Math, as it happens, isn’t hard. Shopping is much more complicated. [Or rather, I realize later: Shopping doesn’t let you squish all the hard parts into a set of handy algorithmic received wisdom, like mathematics and genetic programming (to date) does. To shop usefully, I’ll wager one must be far more fully immersed in that third, reflective language that talks about why.]

After all this rambling I merely want to surface a trivial point, because it’s what writing the third language and scratching my beard the third time surfaced in me: I think that in order to juggle the benefits you get in terms of representation with iteration and recursion, and the horrors of coping with the negative search consequences of non-contractive processes, you’re forced to step into the third realm and actually think about how to run a project.

Nerds don’t like to think—let alone talk—about how they solve problems. We don’t like to surface our processes. And we hate questioning the utility of our planning decisions: just look at any academic software if you’re unsure.

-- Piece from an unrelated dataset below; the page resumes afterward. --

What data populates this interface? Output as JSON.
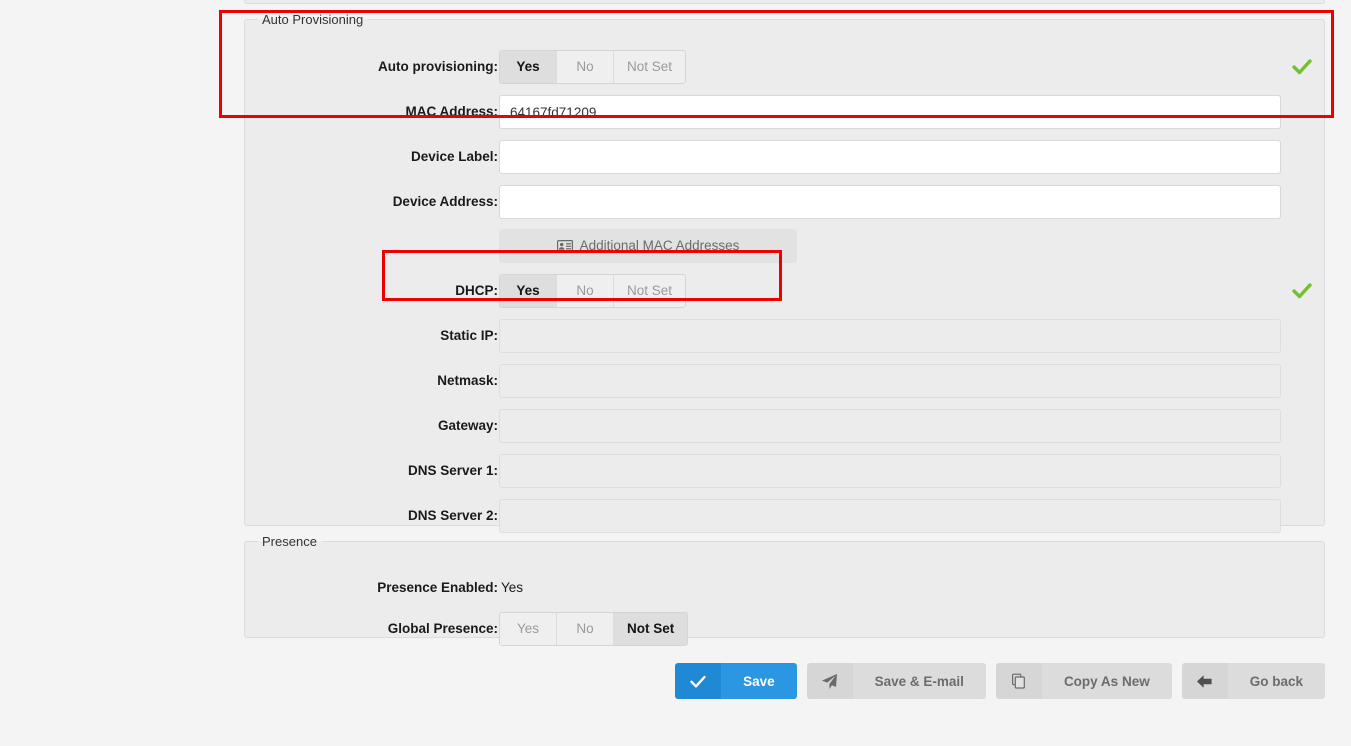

So we spend a lot of time looking at problems we can solve with trees, or other contractive representations (like even weird ones like Cartesian GP can be). Looking under the lamp post for the keys we lost.

Not because writing recursion and iteration are hard.

Because they force you to think. And thinking—this is the Dirty Little Secret of Genetic Programming—isn’t “automated”. Having to think and talk about how anybody solves a problem usefully is at odds with all the hype and self-delusion about what Genetic Programming is supposed to be about.

Though I think there is hope. Strangely enough, us nerds also seem to love systems like these. Those, like genetic programming more generally, are forcing people to frame things in that third language as well.

My Duck language, as of this writing, has all sorts of amazing stuff it can do. Map and reduce, fancy concatenative things, higher-order functions.

But it’s so awfully, awfully contractive at the moment.

The interesting thing, taking a half-dozen years and three go-rounds of having the same subjective experience?

I only need to change one minor incidental behavior—minuscule to the point of triviality in comparison to all the rest of the last six weeks’ work—to change it from a boring old do-nothing to a flexible, expressive language that can… well, do shopping in addition to math.

And I find that interesting. Not the detail of what it is I’m gonna do. Just that it’s one dinky little (central, transformative) thing that jumps Duck from boring old consistent contractive order, to the lively edge of chaos.

And that this all is a story in the third language.